Biomimetics (Basel, Switzerland)·2026
See all related articles

Related Experiment Video

Updated: Jul 21, 2025

Selecting Multiple Biomarker Subsets with Similarly Effective Binary Classification Performances
07:35

Selecting Multiple Biomarker Subsets with Similarly Effective Binary Classification Performances

Published on: October 11, 2018

7.6K

Binary Sand Cat Swarm Optimization Algorithm for Wrapper Feature Selection on Biological Data.

Amir Seyyedabbasi1

  • 1Software Engineering Department, Faculty of Engineering and Natural Science, Istinye University, 34396 Istanbul, Turkey.
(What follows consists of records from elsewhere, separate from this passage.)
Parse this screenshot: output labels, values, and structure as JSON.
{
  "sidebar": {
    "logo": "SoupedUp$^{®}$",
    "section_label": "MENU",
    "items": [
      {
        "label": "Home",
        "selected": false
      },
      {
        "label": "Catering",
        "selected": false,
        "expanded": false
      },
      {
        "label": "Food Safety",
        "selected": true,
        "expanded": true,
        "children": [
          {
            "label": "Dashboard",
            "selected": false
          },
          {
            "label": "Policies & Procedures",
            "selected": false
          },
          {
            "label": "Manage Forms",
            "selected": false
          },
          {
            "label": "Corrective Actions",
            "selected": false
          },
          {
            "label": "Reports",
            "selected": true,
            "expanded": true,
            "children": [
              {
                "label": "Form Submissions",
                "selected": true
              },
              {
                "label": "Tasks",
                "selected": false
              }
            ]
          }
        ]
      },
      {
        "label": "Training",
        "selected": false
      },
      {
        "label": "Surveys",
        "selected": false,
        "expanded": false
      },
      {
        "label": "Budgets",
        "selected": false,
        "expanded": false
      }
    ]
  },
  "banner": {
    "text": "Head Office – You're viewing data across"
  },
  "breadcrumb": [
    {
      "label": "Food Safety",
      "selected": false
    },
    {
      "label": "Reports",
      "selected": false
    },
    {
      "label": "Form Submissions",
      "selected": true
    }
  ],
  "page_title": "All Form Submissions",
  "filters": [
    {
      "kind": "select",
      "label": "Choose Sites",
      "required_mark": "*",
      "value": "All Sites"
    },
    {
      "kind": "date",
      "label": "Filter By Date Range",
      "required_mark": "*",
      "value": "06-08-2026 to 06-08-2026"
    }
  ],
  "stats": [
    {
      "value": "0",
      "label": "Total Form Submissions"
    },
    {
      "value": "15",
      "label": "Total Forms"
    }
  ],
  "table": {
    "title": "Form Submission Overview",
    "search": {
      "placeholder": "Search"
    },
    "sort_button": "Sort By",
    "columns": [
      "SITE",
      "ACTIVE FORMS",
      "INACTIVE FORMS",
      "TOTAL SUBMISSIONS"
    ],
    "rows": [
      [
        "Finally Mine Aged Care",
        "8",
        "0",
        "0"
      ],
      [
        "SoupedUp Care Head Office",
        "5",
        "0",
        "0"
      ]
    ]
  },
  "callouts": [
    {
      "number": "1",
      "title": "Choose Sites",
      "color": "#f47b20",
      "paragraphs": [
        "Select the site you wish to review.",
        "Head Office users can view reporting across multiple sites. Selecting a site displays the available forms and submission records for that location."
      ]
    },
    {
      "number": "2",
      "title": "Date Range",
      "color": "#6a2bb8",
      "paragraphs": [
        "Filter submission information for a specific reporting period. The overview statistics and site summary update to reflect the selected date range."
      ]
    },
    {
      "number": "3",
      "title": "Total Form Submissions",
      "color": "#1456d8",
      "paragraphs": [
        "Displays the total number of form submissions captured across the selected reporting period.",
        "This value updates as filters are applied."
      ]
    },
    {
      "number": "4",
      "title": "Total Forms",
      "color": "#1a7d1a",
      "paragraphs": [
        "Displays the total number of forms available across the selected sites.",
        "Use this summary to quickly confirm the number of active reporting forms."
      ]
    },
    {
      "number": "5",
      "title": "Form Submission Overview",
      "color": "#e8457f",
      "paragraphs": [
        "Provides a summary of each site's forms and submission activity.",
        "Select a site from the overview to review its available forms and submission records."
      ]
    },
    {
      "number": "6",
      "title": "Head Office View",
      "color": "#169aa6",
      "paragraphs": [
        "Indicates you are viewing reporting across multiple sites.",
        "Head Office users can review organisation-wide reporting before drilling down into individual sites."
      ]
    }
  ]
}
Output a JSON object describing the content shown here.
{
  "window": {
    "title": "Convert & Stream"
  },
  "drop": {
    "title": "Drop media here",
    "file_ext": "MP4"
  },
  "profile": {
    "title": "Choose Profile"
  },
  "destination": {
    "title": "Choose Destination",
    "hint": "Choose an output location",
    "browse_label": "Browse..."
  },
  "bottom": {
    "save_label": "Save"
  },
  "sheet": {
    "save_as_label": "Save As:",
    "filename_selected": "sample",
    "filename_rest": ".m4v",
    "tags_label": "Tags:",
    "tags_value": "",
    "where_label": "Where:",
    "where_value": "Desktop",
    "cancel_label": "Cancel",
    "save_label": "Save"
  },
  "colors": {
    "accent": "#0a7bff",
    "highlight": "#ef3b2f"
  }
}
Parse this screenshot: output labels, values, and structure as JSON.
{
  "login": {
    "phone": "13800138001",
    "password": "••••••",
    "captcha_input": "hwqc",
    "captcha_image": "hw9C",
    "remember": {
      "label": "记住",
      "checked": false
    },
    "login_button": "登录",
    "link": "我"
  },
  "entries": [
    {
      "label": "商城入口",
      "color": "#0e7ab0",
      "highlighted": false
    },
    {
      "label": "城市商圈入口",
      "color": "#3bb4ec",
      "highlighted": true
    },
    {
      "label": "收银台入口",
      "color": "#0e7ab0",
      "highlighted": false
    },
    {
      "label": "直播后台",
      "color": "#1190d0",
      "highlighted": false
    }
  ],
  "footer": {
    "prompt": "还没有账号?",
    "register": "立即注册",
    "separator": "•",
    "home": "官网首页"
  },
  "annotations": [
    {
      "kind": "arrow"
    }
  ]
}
Biomimetics (Basel, Switzerland)
|July 28, 2023
PubMed
Summary
This summary is machine-generated.

This study introduces a binary Sand Cat Swarm Optimization (bSCSO) algorithm for effective feature selection in biological datasets. bSCSO enhances classification accuracy by identifying optimal feature subsets, outperforming existing methods.

Keywords:
binary sand cat swarm optimizationbiological dataclassificationfeature selectionmetaheuristic algorithmoptimization problems

More Related Videos

SwarmSight: Real-time Tracking of Insect Antenna Movements and Proboscis Extension Reflex Using a Common Preparation and Conventional Hardware
08:13

SwarmSight: Real-time Tracking of Insect Antenna Movements and Proboscis Extension Reflex Using a Common Preparation and Conventional Hardware

Published on: December 25, 2017

8.2K
Author Spotlight: Impact of Intergenic Interactions on Disease-Identifying Dark Biomarkers
03:37

Author Spotlight: Impact of Intergenic Interactions on Disease-Identifying Dark Biomarkers

Published on: March 1, 2024

806

Related Experiment Videos

Last Updated: Jul 21, 2025

Selecting Multiple Biomarker Subsets with Similarly Effective Binary Classification Performances
07:35

Selecting Multiple Biomarker Subsets with Similarly Effective Binary Classification Performances

Published on: October 11, 2018

7.6K
SwarmSight: Real-time Tracking of Insect Antenna Movements and Proboscis Extension Reflex Using a Common Preparation and Conventional Hardware
08:13

SwarmSight: Real-time Tracking of Insect Antenna Movements and Proboscis Extension Reflex Using a Common Preparation and Conventional Hardware

Published on: December 25, 2017

8.2K
Author Spotlight: Impact of Intergenic Interactions on Disease-Identifying Dark Biomarkers
03:37

Author Spotlight: Impact of Intergenic Interactions on Disease-Identifying Dark Biomarkers

Published on: March 1, 2024

806

Area of Science:

  • Computational Biology
  • Bioinformatics
  • Machine Learning

Background:

  • Large biological datasets often contain irrelevant, redundant, or noisy attributes that degrade classification model performance.
  • Traditional feature selection methods can be computationally expensive and prone to local optima due to the NP-hard nature of the problem.

Purpose of the Study:

  • To propose an efficient and effective global search method for feature selection in discrete problems, specifically for biological data.
  • To introduce the binary Sand Cat Swarm Optimization (bSCSO) algorithm as a solution for wrapper feature selection.

Main Methods:

  • Developed a binary version of the Sand Cat Swarm Optimization (bSCSO) algorithm tailored for discrete optimization problems.
  • Evaluated bSCSO on ten benchmark biological datasets using a wrapper feature selection approach.
  • Compared the performance of bSCSO against four contemporary binary optimization algorithms.

Main Results:

  • The bSCSO algorithm demonstrated superior performance in feature selection for biological datasets.
  • Achieved higher prediction accuracy compared to existing binary optimization algorithms.
  • Successfully identified smaller, more relevant feature subsets, reducing computational complexity.

Conclusions:

  • The proposed bSCSO algorithm is an effective and efficient method for feature selection in biological data analysis.
  • bSCSO offers a promising approach to overcome the limitations of traditional methods, enhancing classification performance.
  • This work contributes a novel optimization technique for discrete problems in bioinformatics.